Pemerintah Indonesia agar berkoordinasi dengan Pemerintah Arab Saudi untuk mengelola dam yang dibayarkan oleh jamaah haji Indonesia demi kemanfaatan bagi fakir miskin, termasuk di Indonesia.
Hasanuddin AF menjelaskan, melakukan pembayaran dana untuk dam atas haji tamattu maupun qiran secara kolektif sebelum adanya kewajiban, hukumnya boleh.
Pada saat pembayaran menggunakan akad wadi’ah (titipan) dan pada saat pelaksanaan, menggunakan akad wakalah (perwakilan), paparnya.
Baca Juga: Prof. El-Awaisi Serukan Akademisi Indonesia Susun Strategi Pembebasan Masjidil Aqsa
Jamaah haji sebagai muwakkil memberikan mandat penuh kepada wakil untuk menunaikan kewajibannya.

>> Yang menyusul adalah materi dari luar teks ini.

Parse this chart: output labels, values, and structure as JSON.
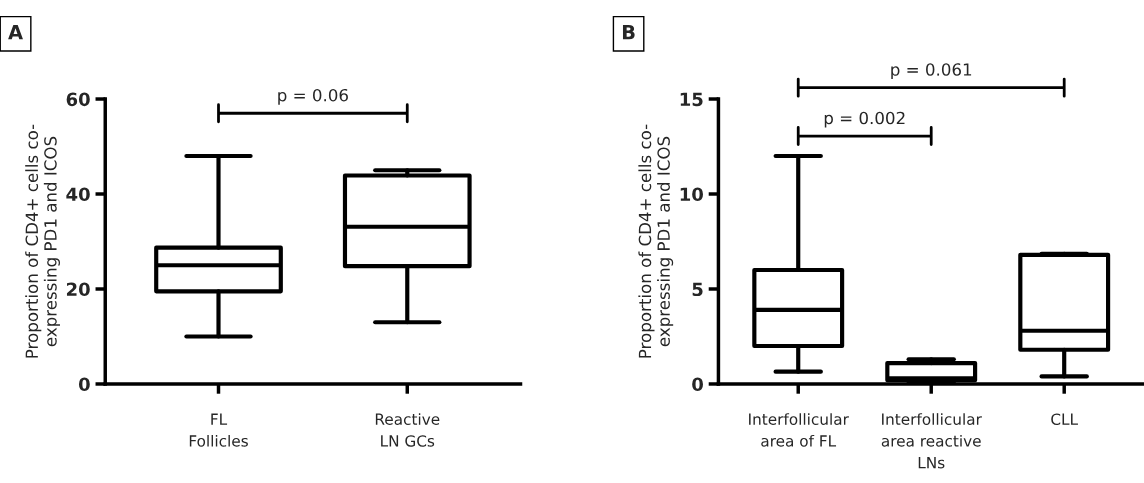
{
  "chart_data": [
    {
      "type": "box",
      "title": "A",
      "ylabel": "Proportion of CD4+ cells co-\nexpressing PD1 and ICOS",
      "categories": [
        "FL\nFollicles",
        "Reactive\nLN GCs"
      ],
      "ylim": [
        0,
        60
      ],
      "yticks": [
        0,
        20,
        40,
        60
      ],
      "grid": false,
      "annotations": [
        "p = 0.06"
      ],
      "boxes": [
        {
          "low": 10,
          "q1": 19.5,
          "median": 25,
          "q3": 28.7,
          "high": 48
        },
        {
          "low": 13,
          "q1": 24.8,
          "median": 33.1,
          "q3": 43.9,
          "high": 45
        }
      ]
    },
    {
      "type": "box",
      "title": "B",
      "ylabel": "Proportion of CD4+ cells co-\nexpressing PD1 and ICOS",
      "categories": [
        "Interfollicular\narea of FL",
        "Interfollicular\narea reactive\nLNs",
        "CLL"
      ],
      "ylim": [
        0,
        15
      ],
      "yticks": [
        0,
        5,
        10,
        15
      ],
      "grid": false,
      "annotations": [
        "p = 0.002",
        "p = 0.061"
      ],
      "boxes": [
        {
          "low": 0.65,
          "q1": 2.0,
          "median": 3.9,
          "q3": 6.0,
          "high": 12
        },
        {
          "low": 0.1,
          "q1": 0.2,
          "median": 0.3,
          "q3": 1.1,
          "high": 1.3
        },
        {
          "low": 0.4,
          "q1": 1.8,
          "median": 2.8,
          "q3": 6.8,
          "high": 6.85
        }
      ]
    }
  ]
}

“Orang atau lembaga yang menerima perwakilan (wakil) harus amanah dan memiliki kemampuan menjalankannya sesuai dengan ketentuan syar’i,” kata Hasanuddin.
Melimpahkan pelaksanaan kewajiban dam atas haji tamattu maupun qiran dari calon jamaah haji sebagai wakil kepada muwakkil (yang menerima perwakilan), dengan membayarkan sejumlah dana untuk pembelian hewan ternak dan disembelih di tanah haram, hukumnya sah.
Ia menjelaskan, memasukkan biaya dam ke dalam komponen biaya haji yang dikelola oleh penyelenggara perjalanan haji juga mubah (boleh), dengan syarat sumbernya dibenarkan secara syar’i dan ketentuan peraturan perundang-undangan. Dana dam sebagaimana dimaksud bersifat amanah (yadul amanah).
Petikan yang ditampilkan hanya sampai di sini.